As Leslie’s daughter swings back and forth past me, I am called over to look at the “truth” window in the wall. Opening up a small, hinged door, Leslie points out the straw that forms the walls of her house, walls that are over 60 cm thick.
“No matter how cold it is outside, we are always warm inside,” Leslie grins. “And the house is cool in summer.” In a climate where summer temperatures can get over 25 C and winter temperatures below -40 C, the house’s thick walls provide constant insulation and a comfortable living zone year-round.
Building a straw-bale house is not easy. Having decided they wanted to build a home with natural materials that would not off-gas harmful chemicals, Leslie and Chad researched different options. Aware of the very cold winters in the Fort St. James area, they chose a straw-bale design. According to Leslie, it was a good choice, but more complex than they ever imagined. Dry straw bales, fitted between the posts and beams, were knitted with binder twine onto quilts of chicken wire. Plaster was then hand-trowelled inside and outside to seal the walls against moisture and rodents. It took 400 bales to fill the walls.
“We had a lot of help from friends and family,” Leslie explains, “as well as assistance from an excellent local carpenter.” They undertook most of the work themselves, though. “Now, when the kids come inside from the snow soaking wet, who cares?” Leslie smiles as she takes us through the built-in boot room. “The floor is warm and they just leave everything to dry to be hung up later. When it is really cold, the dogs, cats and children find the warmest patches on the cement and sit there.”
Lunch is at a broad, hand-made wood table. In this house, children are included in conversations, so they all have their own opinions about why they like to live where they do. Soon, though, youthful energy wins out and they spill out the door to practise shooting bows and arrows at a target in the yard.
According to Leslie, one of their straw-bale house’s biggest benefits is the freedom it offers her children for hands-on learning. Hammers, nails and saws are welcome inside during winter. Crafts and projects abound throughout the house. Through extended family and friend get-togethers, her children know that they belong in a community of people who like to do things for themselves. This is a home where it is normal for someone to be building something.
When asked how these children will ever relate to the broader urbanized world, she just smiles again. “If you raise your children to think they can do a good job and tackle anything, they will be able to look after themselves.”

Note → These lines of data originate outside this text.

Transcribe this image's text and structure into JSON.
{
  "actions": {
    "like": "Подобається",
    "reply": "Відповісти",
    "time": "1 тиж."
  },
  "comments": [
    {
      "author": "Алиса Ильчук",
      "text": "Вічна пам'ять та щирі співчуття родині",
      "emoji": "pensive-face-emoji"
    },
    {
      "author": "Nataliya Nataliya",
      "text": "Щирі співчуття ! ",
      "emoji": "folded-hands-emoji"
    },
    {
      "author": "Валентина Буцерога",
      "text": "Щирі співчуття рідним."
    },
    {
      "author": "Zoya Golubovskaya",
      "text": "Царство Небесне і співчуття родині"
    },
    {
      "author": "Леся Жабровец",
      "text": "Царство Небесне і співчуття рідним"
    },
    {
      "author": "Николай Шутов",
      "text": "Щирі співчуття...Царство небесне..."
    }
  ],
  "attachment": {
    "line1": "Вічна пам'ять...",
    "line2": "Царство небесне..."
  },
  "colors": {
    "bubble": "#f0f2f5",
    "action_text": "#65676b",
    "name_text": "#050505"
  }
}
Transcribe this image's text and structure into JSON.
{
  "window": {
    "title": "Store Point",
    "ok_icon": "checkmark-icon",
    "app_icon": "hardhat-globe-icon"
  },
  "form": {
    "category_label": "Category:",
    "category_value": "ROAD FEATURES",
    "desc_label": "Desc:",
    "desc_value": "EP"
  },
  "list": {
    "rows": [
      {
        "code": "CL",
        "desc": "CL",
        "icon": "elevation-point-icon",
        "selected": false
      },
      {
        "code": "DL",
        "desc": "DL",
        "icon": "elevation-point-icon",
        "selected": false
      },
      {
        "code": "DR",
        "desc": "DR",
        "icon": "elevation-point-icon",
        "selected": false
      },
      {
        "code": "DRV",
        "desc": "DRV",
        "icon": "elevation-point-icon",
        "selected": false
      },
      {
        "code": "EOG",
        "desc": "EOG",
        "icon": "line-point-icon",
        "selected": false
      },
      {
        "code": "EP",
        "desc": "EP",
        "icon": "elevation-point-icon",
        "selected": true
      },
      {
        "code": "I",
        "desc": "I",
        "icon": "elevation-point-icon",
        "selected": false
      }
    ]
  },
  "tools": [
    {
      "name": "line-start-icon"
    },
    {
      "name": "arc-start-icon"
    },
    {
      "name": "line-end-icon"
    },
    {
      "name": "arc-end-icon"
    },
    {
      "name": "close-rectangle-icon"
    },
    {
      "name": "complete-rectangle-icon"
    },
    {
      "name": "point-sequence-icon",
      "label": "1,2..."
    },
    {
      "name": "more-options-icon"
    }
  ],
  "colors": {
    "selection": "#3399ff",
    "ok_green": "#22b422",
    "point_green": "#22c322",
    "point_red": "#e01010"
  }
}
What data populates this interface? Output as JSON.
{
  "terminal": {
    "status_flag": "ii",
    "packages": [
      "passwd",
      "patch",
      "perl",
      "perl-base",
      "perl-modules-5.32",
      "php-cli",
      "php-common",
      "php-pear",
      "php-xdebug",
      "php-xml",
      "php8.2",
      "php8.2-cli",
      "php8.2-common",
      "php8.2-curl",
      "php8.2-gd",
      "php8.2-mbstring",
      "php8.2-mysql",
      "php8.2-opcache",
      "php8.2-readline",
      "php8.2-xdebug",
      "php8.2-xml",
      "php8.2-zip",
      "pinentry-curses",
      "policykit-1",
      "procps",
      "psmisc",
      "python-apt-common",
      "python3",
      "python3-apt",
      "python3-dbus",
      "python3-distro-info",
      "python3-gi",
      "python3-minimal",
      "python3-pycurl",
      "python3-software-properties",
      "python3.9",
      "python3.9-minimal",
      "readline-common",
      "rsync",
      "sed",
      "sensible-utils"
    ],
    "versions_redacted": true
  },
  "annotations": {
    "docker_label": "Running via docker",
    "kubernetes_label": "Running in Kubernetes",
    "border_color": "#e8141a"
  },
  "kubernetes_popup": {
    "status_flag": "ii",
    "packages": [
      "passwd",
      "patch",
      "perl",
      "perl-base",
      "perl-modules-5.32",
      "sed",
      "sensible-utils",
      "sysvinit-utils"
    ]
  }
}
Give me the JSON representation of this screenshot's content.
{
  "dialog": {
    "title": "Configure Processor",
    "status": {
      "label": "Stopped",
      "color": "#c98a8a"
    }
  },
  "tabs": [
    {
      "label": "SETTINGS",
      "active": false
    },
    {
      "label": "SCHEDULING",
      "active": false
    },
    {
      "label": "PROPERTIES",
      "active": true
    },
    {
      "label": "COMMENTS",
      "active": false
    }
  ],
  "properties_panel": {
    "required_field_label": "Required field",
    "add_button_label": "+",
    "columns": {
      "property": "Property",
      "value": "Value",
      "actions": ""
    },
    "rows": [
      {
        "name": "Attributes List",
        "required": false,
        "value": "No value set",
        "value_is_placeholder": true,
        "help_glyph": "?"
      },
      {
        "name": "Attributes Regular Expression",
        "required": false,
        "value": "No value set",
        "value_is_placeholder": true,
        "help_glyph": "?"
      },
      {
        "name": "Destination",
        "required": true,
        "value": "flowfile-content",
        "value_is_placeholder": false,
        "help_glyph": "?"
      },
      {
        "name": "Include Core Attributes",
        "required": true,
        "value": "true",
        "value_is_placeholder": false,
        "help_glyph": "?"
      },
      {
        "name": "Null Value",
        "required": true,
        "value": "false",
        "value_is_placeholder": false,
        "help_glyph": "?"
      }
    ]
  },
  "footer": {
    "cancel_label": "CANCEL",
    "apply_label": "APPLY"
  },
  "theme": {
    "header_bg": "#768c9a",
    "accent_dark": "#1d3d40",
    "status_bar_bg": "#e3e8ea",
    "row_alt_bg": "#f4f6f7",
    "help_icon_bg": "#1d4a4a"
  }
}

Building a straw-bale house
As an economical, environmentally friendly building material, straw is becoming increasingly popular in construction of green housing. The literature on straw-bale construction is extensive. A good overview is provided in the book, Natural Timber Frame Homes: Building with Wood, Stone, Clay, and Straw by W. Bingham and J. Pfeffer, 2007. According to Leslie and Chad, because special methods are required in construction of a straw-bale house, their best advice is to contact people who are familiar with straw-bale building methods and, if possible, visit a straw-bale house to see first-hand how they are made.